While learning for its own sake is commendable, most people thinking about graduate school also are at least a little bit interested in how a master's program might fit into their career plans.
More than 500 students have gone through PAR over the last four decades, and roughly two-thirds of them currently are with the media or in media-related fields.

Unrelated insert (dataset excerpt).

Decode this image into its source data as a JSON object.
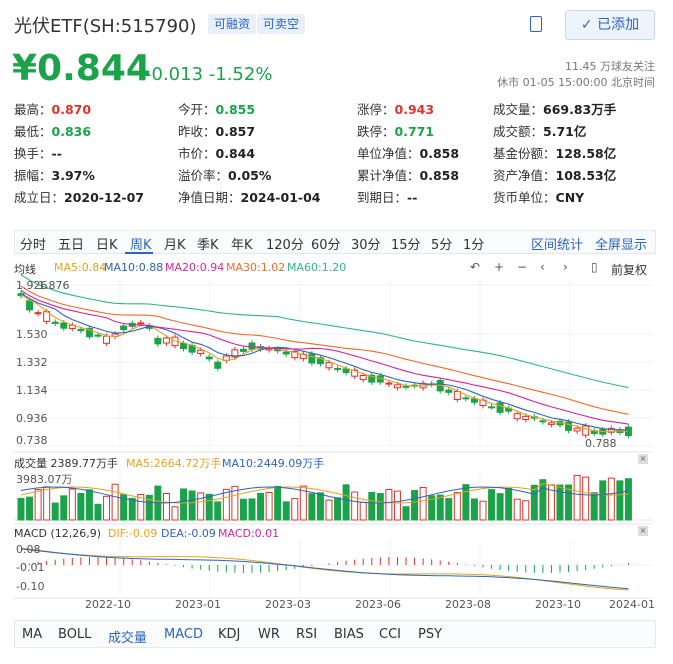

Their ranks include editors, columnists and reporters at the Chicago Tribune, Chicago Sun-Times, St. Louis Post-Dispatch, The Washington Post, The Arizona Republic, Minneapolis Star Tribune, The Indianapolis Star, The (Baltimore) Sun, The Seattle Times, the Kansas City Star, Milwaukee Journal Sentinel, International Herald Tribune, and other major metropolitan newspapers, as well as with The Associated Press, Reuters, Dow Jones Newswires and Bloomberg News.
Broadcast alums are executives, producers and reporters with television and radio outlets in the Chicago, St. Louis, Washington, Atlanta, Phoenix, Minneapolis-St. Paul, Denver, Orlando, Indianapolis, Raleigh-Durham, Nashville and other markets throughout the U.S., as well as with CNN, MSNBC, C-SPAN and National Public Radio.
PAR alums also account for almost half of the Capitol press corps, including eight bureau chiefs.